Estas fueron elecciones de primeras veces: las primeras extraordinarias en mucho tiempo; las primeras en este 2016 en que tendremos 13 para gobernadores; pero también las primeras para los cuasi nuevos dirigentes que también buscan ser candidatos a la presidencia en 2018, Ricardo Anaya del PAN y el propio Beltrones del PRI. Ambos en un choque frontal para ganar a toda costa la primera contienda del año, que sin duda influirá en el ánimo de sus partidos, a la vez que envía un mensaje de hasta dónde están dispuestos a llegar de cara al 5 de junio.

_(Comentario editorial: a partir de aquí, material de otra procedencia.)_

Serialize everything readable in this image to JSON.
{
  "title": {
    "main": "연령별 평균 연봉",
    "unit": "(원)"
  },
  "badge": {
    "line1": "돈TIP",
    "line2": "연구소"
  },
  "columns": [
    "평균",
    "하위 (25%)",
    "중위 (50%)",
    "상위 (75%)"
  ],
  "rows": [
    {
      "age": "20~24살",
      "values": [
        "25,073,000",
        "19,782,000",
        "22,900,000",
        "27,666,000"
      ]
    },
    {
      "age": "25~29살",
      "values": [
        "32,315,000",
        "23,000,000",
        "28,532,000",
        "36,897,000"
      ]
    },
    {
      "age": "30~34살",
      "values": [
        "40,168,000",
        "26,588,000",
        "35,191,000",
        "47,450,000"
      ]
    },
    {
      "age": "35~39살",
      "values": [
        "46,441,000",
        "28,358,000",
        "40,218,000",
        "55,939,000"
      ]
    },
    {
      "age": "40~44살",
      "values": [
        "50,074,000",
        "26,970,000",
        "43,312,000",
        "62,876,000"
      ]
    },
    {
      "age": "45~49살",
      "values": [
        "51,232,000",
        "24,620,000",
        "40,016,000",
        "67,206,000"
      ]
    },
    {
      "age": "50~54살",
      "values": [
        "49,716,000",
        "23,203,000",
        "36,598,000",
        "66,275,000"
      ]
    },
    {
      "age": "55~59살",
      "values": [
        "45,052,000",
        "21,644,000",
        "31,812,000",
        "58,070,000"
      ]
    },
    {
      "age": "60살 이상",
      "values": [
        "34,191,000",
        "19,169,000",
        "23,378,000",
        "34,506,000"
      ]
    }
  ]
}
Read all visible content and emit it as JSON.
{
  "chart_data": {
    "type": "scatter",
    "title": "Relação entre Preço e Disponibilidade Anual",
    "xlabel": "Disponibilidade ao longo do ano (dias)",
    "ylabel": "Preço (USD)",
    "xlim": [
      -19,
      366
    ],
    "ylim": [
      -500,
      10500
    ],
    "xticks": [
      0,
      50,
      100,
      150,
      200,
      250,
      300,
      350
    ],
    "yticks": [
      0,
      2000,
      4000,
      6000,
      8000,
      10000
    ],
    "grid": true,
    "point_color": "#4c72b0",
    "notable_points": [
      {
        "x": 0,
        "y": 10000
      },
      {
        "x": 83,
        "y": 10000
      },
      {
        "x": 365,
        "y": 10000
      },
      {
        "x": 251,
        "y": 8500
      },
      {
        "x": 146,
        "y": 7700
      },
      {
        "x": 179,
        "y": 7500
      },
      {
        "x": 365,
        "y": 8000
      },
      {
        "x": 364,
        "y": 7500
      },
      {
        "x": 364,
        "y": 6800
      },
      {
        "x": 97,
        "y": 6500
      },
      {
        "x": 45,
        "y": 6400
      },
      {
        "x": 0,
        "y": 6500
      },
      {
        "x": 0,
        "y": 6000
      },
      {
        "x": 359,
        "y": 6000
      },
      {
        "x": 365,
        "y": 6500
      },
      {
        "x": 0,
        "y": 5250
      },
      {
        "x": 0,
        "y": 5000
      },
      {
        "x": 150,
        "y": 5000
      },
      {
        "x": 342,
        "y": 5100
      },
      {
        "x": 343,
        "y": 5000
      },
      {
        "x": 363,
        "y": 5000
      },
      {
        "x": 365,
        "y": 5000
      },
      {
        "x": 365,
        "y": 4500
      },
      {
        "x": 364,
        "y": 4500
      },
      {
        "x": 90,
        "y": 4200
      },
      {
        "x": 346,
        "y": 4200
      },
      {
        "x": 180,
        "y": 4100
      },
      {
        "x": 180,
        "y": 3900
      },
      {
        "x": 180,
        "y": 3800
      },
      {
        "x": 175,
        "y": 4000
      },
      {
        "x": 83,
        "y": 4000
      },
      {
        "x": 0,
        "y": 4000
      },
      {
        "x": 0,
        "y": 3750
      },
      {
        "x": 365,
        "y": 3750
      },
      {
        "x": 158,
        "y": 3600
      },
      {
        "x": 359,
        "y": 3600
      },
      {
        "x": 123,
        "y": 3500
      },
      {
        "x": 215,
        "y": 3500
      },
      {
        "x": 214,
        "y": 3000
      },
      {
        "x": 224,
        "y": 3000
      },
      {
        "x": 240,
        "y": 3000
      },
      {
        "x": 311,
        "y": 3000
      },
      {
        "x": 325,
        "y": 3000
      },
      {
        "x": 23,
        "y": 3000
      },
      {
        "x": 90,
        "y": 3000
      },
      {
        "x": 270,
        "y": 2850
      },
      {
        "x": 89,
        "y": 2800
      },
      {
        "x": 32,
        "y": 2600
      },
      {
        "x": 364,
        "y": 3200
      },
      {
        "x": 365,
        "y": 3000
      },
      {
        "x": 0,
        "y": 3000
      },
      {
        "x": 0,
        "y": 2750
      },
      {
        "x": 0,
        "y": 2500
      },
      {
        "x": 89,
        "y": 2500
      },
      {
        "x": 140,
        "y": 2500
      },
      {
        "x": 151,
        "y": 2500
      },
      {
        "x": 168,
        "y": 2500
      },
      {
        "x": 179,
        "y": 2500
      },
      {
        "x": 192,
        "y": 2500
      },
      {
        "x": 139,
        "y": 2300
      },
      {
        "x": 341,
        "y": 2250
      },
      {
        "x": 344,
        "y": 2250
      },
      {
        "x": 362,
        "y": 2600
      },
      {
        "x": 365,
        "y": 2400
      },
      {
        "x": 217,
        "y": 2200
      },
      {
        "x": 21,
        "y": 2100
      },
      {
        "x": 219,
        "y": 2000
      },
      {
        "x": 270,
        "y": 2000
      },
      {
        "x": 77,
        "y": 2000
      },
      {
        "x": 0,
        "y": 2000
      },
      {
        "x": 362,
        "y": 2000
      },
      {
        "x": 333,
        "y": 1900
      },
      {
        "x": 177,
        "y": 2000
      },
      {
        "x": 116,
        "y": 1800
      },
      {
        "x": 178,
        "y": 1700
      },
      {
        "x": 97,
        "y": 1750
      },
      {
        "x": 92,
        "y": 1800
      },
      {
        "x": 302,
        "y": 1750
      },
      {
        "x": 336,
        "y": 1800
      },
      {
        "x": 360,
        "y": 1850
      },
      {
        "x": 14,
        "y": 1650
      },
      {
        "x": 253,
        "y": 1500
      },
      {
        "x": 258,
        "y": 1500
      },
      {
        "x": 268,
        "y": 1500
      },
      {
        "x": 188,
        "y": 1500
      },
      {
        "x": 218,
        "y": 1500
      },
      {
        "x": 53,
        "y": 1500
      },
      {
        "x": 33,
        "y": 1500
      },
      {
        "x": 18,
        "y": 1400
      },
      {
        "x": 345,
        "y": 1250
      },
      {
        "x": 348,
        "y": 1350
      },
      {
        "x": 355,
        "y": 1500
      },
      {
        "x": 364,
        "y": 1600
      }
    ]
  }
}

La anterior, que fue anulada por irregularidades de unos y otros, la ganaron los priístas por apenas 502 votos, pero ahora la diferencia fue de casi diez mil votos y cuatro puntos porcentuales. Aunque los candidatos fueron los mismos: José Ignacio Peralta del PRI y Jorge Luis Preciado del PAN. Otra vez hubo guerra de lodo y acusaciones mutuas; tan graves como ligas con el crimen organizado o manejo de redes de prostitución. Sin embargo, apenas ayer, Preciado reconoció su derrota y anticipó que no impugnará el resultado, lo que descarta un nuevo conflicto postelectoral, que hubiese sido ya insoportable para los colimenses.
A ver: el mensaje indiscutible es que el PRI viene por todas las canicas en este 2016. Por si alguien lo dudaba, el señor Beltrones quiere ganar en todos los procesos por gubernaturas. Sabe que arrebatar de todas todas será imposible. Pero de que pondrá su mejor empeño y toda la maquinaria del partido en el poder federal, que nadie lo dude. Si “Manlio” gana siete del total de trece, habrá hecho un trabajo digno. Si obtiene nueve triunfos tendrá una calificación sobresaliente. Si logra diez victorias en los trece estados, su tarea alcanzaría el grado de excelencia y se colocaría en la antesala de la candidatura del PRI para 2018. Pero si alcanzase el triunfo en once o más procesos, el presidente Enrique Peña Nieto, el PRI y sus candidatos le harían un monumento en vida.

Por lo pronto, en Colima el líder priísta dio muestras de una probada capacidad negociadora al añadir —además del adiposo Partido Verde— al PT y al Panal en una suma que finalmente le dio la victoria. Sólo el PRI hubiera sido derrotado por el PAN. Pero además, operó personalmente con una enjundia y determinación de novato una campaña que revitalizó a su candidato; pero con la experiencia y el colmillo de quien sabe lo que es perder y ganar en estas batallas. Como botón de muestra baste el armado de su cuartel general en un hotel de Colima, digno de una película de James Bond, con pantallas planas de todos tamaños donde fluía información de cada casilla. En comparación, por ejemplo, con la pantallita enrollable del INE, que parecía recién comprada en Walmart.
Así que nadie se haga el sorprendido. El Volcán de Colima ya hizo erupción.